Moustapha RECHID-PACHA, est né à Constantinople vers la fin de l’année 1216 de l’Hégire (1802). Son père, Moustapha-Effendi, était chargé de l’administration générale des propriétés de la mosquée du sultan Bajazet[1]. Cet emploi jouissant d’un privilège particulier, était de droit héréditaire dans sa famille ; cependant, à la mort de Moustapha-Effendi, le sultan Mahmoud en disposa, pour l’accorder par faveur à l’un de ses chambellans.
Moustapha-Effendi laissa à sa mort quatre enfants : deux fils et deux filles. Rechid était l’aîné des garçons. Il portait, ainsi que son frère, le titre de bey ; — ce titre est accordé, en Turquie, aux descendants des vizirs. — Rechid y avait droit par sa mère. — Celle-ci, devenue veuve et voyant son fils aîné frustré de la position qui lui revenait de droit, résolut de lui donner une éducation qui lui permît l’accès des positions les plus élevées de l’État. — Elle n’épargna rien pour rendre cette éducation aussi solide et aussi complète que possible. — En même temps, elle mariait sa fille à Ali-Pacha, gouverneur de l’une des provinces d’Asie. — En 1817, elle perdit cette fille qu’elle chérissait et bientôt elle la suivit dans la tombe.
Le jeune Rechid, sous le coup de l’affliction que lui avait causée cette double perte, quitta Constantinople. Son beau frère, Ali, l’engagea à venir le joindre en Asie et en fit son secrétaire particulier. — Rechid suivit, en cette qualité, son beau-frère, successivement dans les gouvernements de Morée et de Brusse et, enfin, à Constantinople lorsque Ali fut appelé au grand vizirat. — C’est sous le ministère d’Ali-Pacha, qu’il commença à compter dans la hiérarchie des fonctionnaires publics.

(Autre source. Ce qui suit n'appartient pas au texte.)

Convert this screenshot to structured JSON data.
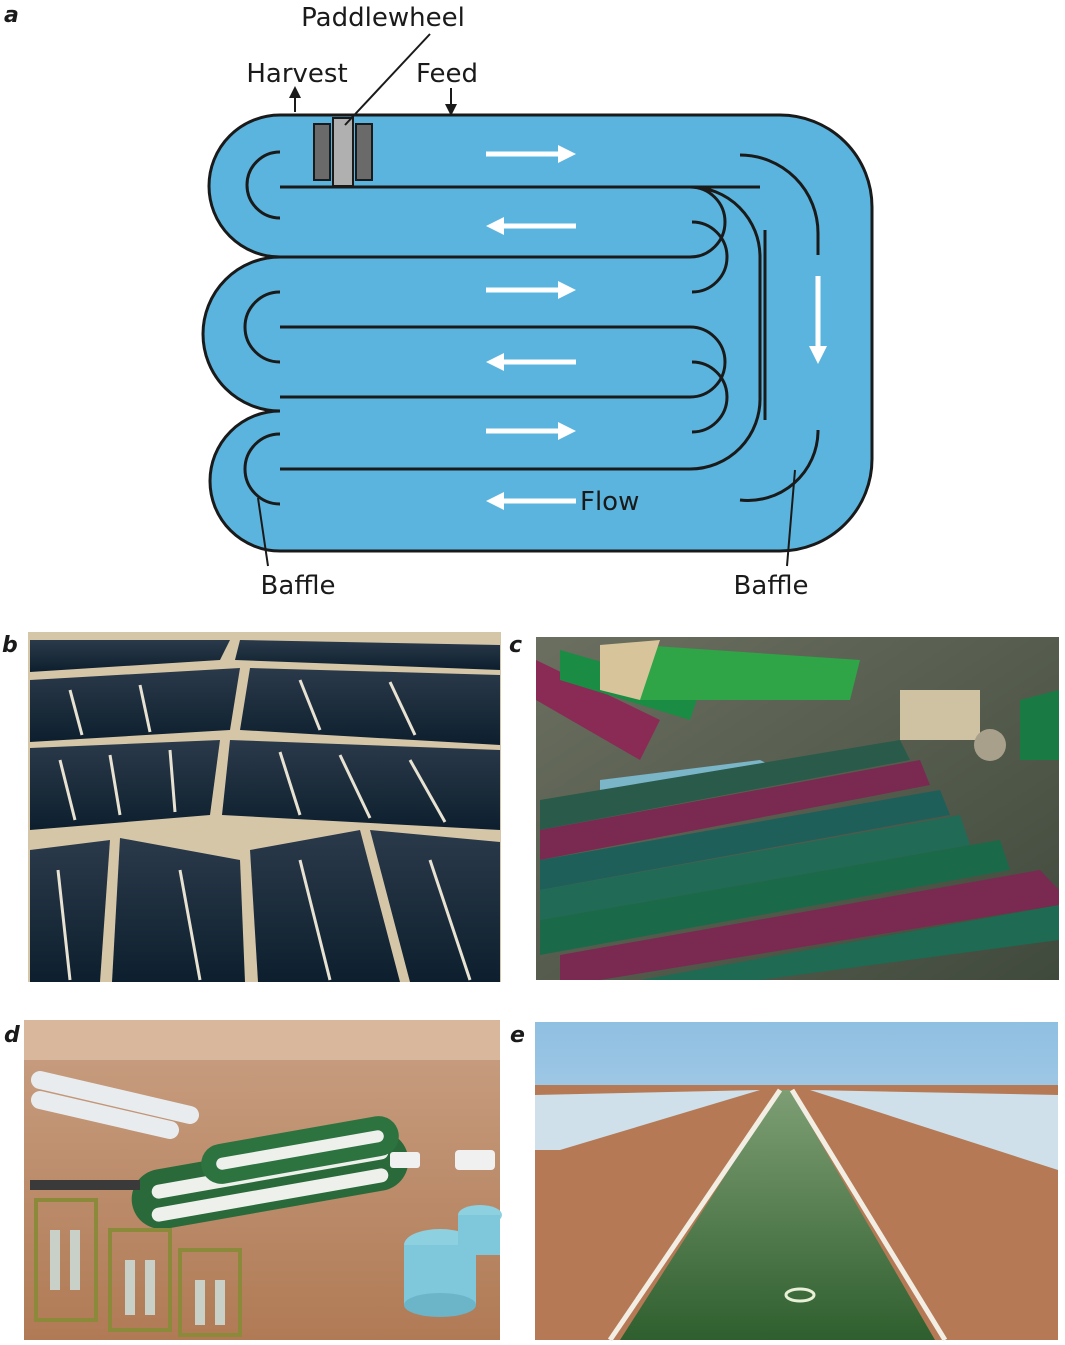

Mais, dans cette même année 1822, la révolution grecque ayant pris, tout à coup, un développement inquiétant, des mesures violentes furent proposées dans le divan contre les insurgés, par Halet-Effendi, alors favori du sultan et naguère ministre influent. Ali-Pacha refusa de s’associer à ces mesures. Destitué et disgracié par suite de ce refus, il fut exilé d’abord à Gallipoli, et plus tard, dans une province de la mer Noire. — Cependant la guerre de Morée se continuait et l’insurrection faisait chaque jour de nouveaux progrès ; Ali-Pacha, dont les talents militaires étaient reconnus, fut rappelé et mis à la tête de l’armée ottomane. — Rechid-Bey l’accompagna encore et partagea avec lui les fatigues et les dangers de la campagne. — L’issue de celle-ci ne fut point heureuse pour les Turcs, et elle amena la destitution d’Ali-Pacha (mort en 1826).

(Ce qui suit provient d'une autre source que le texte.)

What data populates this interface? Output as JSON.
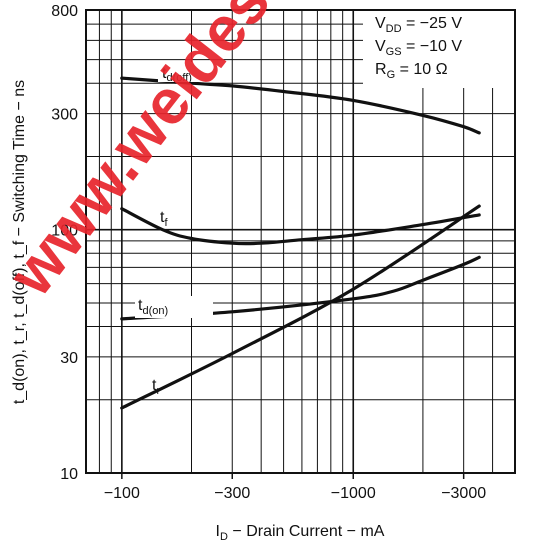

Rechid-Bey, après être demeuré pendant un an en Morée, fut appelé à Constantinople où il entra dans les bureaux du ministère du grand-vizir. — En 1829, il accompagna, à titre de secrétaire privé, Sélim-Pacha, alors grand-vizir, au quartier-général de l’armée mise en campagne contre les Russes. — Il continua les mêmes fonctions auprès d’Izet-Pacha successeur de Sélim. — Enfin, il est nommé rapporteur des pièces officielles que le vizir envoyait au sultan ; à la paix d’Andrinople, il remplit l’office de secrétaire des plénipotentiaires ottomans et, à son retour à Constantinople, il est attaché au ministère des affaires étrangères. — En 1830, il accompagne Pertew-Pacha en Égypte et il obtient, en récompense, la dignité d’Amedzi (grand-référendaire).
Le champ commence à s’agrandir devant le jeune diplomate, son habileté trouve d’année en année de nouvelles occasions de se signaler et elle est bientôt appréciée. En 1833, Rechid-Bey est associé à la mission de Hallil-Pacha en Égypte, puis il est chargé de débattre les conditions de l’arrangement qui fut conclu à Kutaya, entre le sultan et Ibrahim-Pacha vainqueur à Koniah. M. de Varennes, chargé d’affaires de France à Constantinople, l’accompagnait dans cette mission et l’aidait à obtenir, on le sait, quelques adoucissements pour la Porte, dans les conditions qu’imposait le vainqueur.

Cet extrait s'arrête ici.